Booksmart not only ticked that box but it also managed to restore my faith in friendships and the films Hollywood makes about them.
Actress Olivia Wilde (Rush/Cowboys & Aliens) steps away from the screen and into the director’s chair for Booksmart and what a belter of a first feature.
This teenage tale of two friends about to graduate may look familiar on first glance but this film bucks just about every cinematic stereotype this genre is inherently rife with, instead, one of those rare finds; fresh, fearless and funny as hell.
Our two best friends Amy (Kaitlyn Dever) and Molly (Beanie Feldstein) have worked their butts off all through High School with their eyes on the prize and in their books. Their final week before graduation, Ivy League college life beckoning, it very shockingly dawns on our girls that their blinkered approach to school has had its disadvantages. They don’t know how to party and they don’t really know their classmates. That kind of latent FOMO has a very profound effect on Amy and Molly and they decide to throw themselves into graduation party mode; and not just any party, THE coolest grad party in town. Sex, drugs and alcohol-fueled fish-out-of-water chaos ensues, just as you might expect.

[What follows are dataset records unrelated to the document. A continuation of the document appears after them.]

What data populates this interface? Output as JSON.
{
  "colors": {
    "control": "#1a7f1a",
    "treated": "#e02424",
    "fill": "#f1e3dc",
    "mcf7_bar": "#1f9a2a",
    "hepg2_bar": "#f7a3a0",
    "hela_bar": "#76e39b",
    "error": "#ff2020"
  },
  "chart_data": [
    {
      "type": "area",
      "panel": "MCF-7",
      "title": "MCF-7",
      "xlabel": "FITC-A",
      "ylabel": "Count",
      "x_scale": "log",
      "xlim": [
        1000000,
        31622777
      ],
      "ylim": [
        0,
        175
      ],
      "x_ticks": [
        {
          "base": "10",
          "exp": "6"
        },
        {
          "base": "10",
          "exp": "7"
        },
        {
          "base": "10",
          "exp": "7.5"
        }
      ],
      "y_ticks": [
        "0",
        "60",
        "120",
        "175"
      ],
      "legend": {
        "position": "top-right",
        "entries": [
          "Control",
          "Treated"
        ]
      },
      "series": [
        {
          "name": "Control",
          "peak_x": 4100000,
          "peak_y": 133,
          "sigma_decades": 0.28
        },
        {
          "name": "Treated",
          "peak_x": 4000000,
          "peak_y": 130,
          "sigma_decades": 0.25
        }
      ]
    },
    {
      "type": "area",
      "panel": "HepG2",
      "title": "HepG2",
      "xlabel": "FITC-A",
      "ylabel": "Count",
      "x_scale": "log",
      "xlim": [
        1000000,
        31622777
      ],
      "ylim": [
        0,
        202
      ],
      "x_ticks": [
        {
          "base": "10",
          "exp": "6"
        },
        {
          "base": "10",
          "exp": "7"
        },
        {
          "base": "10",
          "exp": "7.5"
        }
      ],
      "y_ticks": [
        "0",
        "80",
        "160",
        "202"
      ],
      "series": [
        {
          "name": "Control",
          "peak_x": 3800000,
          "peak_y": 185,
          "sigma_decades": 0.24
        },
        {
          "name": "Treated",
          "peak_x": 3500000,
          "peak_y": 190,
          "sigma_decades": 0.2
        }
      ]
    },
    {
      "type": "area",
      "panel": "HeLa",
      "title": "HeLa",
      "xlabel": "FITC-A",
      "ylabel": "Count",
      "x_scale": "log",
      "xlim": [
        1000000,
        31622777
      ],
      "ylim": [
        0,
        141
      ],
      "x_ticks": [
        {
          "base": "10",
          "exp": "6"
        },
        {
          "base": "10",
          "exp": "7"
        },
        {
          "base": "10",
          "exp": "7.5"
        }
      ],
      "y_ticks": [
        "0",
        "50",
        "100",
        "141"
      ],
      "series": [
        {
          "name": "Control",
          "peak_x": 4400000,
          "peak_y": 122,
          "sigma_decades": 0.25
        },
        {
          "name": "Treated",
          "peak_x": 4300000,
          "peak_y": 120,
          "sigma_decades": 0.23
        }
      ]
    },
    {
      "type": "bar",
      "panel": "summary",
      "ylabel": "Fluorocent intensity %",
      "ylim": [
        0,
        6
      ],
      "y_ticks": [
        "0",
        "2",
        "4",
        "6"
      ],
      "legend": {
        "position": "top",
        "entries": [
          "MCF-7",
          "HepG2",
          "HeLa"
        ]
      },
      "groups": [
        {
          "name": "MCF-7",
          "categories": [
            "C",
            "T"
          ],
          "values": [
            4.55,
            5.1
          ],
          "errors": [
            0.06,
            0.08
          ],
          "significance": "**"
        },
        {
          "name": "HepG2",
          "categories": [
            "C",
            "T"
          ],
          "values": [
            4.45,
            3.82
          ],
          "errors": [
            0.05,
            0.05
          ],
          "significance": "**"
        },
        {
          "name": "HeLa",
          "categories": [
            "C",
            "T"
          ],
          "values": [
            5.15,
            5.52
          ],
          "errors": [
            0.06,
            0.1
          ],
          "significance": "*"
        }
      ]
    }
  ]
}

So far so cliched I hear you say? Don’t worry I felt the same way, right up until the point the movie started. It was just so immediately clear from the opening few frames that Booksmart was light years away from the cliche.
We are starting to see a real coming-of-age already with how Hollywood tells stories of diversity and inclusion, last year’s wonderful Love, Simon was one of those. Booksmart takes that idea and runs with it; this is not a story of Amy coming out as gay, she did that way before the opening credits rolled. This is instead the very real story of how hard it can be to make that first move and continue the many awkward moves after that, a landscape of physical and emotional challenges all teenagers must navigate regardless of their sexual preferences.

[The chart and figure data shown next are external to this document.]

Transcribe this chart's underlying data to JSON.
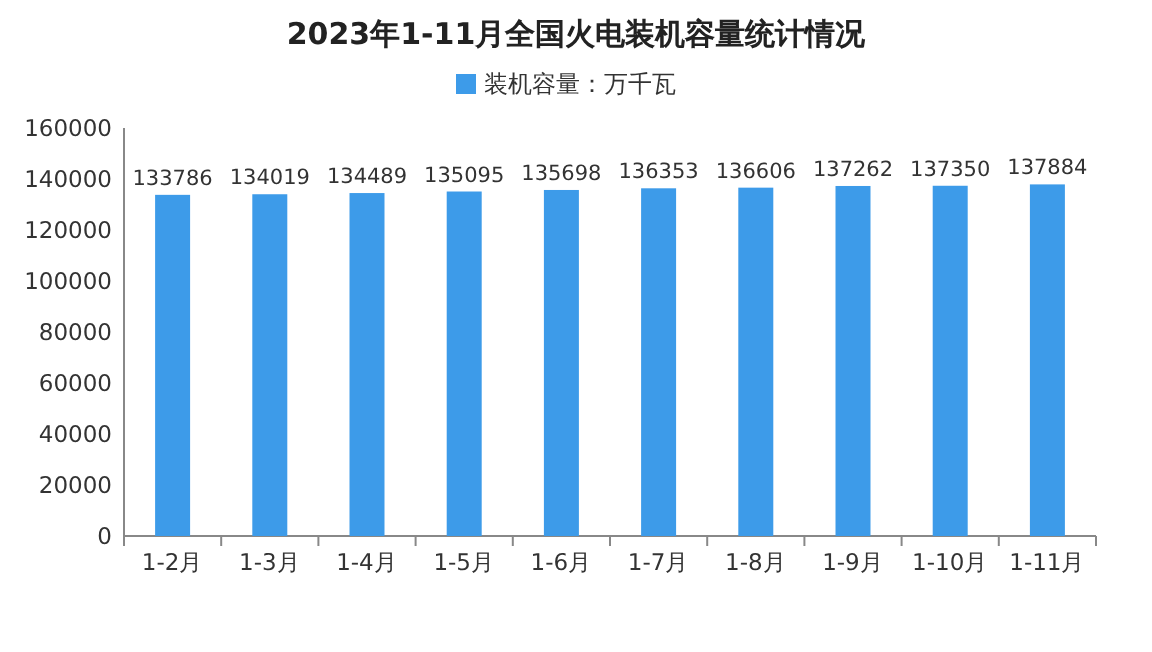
{
  "chart_data": {
    "type": "bar",
    "title": "2023年1-11月全国火电装机容量统计情况",
    "categories": [
      "1-2月",
      "1-3月",
      "1-4月",
      "1-5月",
      "1-6月",
      "1-7月",
      "1-8月",
      "1-9月",
      "1-10月",
      "1-11月"
    ],
    "series": [
      {
        "name": "装机容量：万千瓦",
        "color": "#3d9be9",
        "values": [
          133786,
          134019,
          134489,
          135095,
          135698,
          136353,
          136606,
          137262,
          137350,
          137884
        ]
      }
    ],
    "ylim": [
      0,
      160000
    ],
    "yticks": [
      0,
      20000,
      40000,
      60000,
      80000,
      100000,
      120000,
      140000,
      160000
    ],
    "data_labels": true,
    "legend": "top",
    "grid": false
  }
}
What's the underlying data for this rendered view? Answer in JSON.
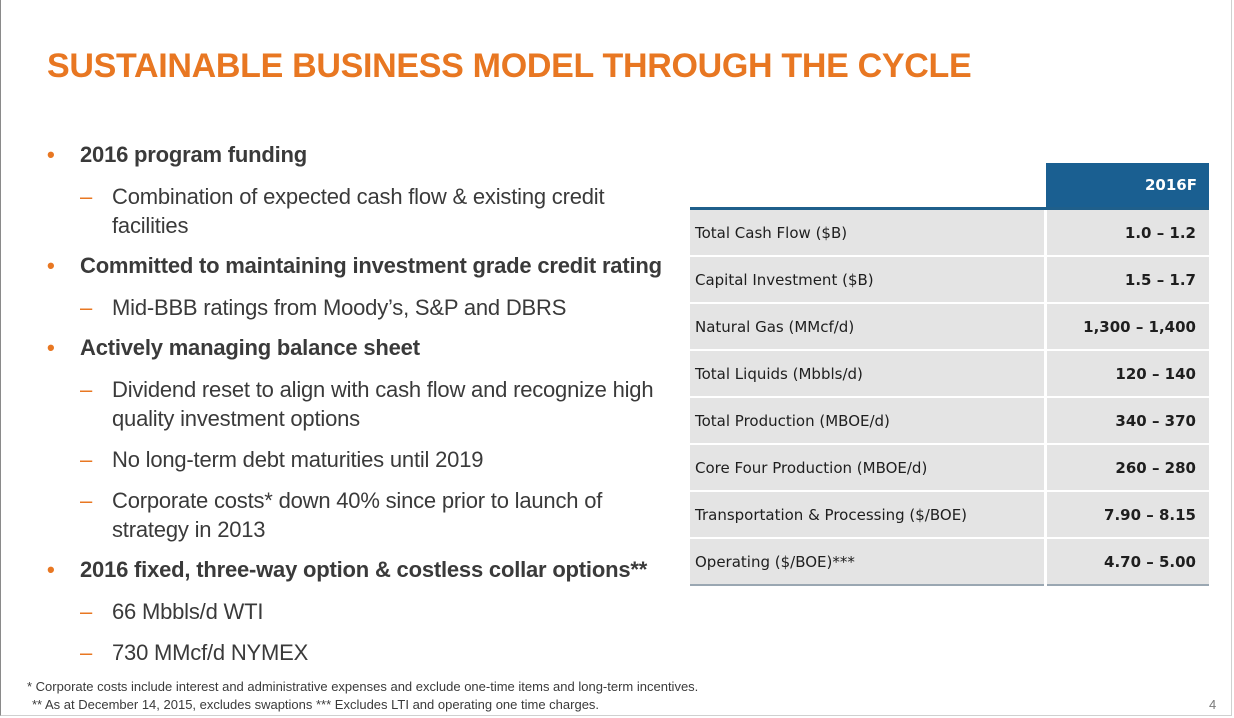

Infuse that with the comedy gold this territory is so rich with, driven by two lead actresses with tangible and entirely engaging chemistry and you get one of the most memorable and rewarding comedies of the year.
More than anything, what I was left with was the nourishing feeling that maybe, as a species, we're not doomed after all. After a steady diet of mean-spirited defeatist stories about how ghastly being a teenager is especially in this heightened age of social media bullying, what Booksmart showed me is that maybe the kids are alright. That the only way you can really push past the Status Updates and Instagram posts is to actually get to know the real person, and that maybe the kid you sat next to all year isn't who they wanted you to think they were after all. And what an awesome message that is for us all to see on the big screen.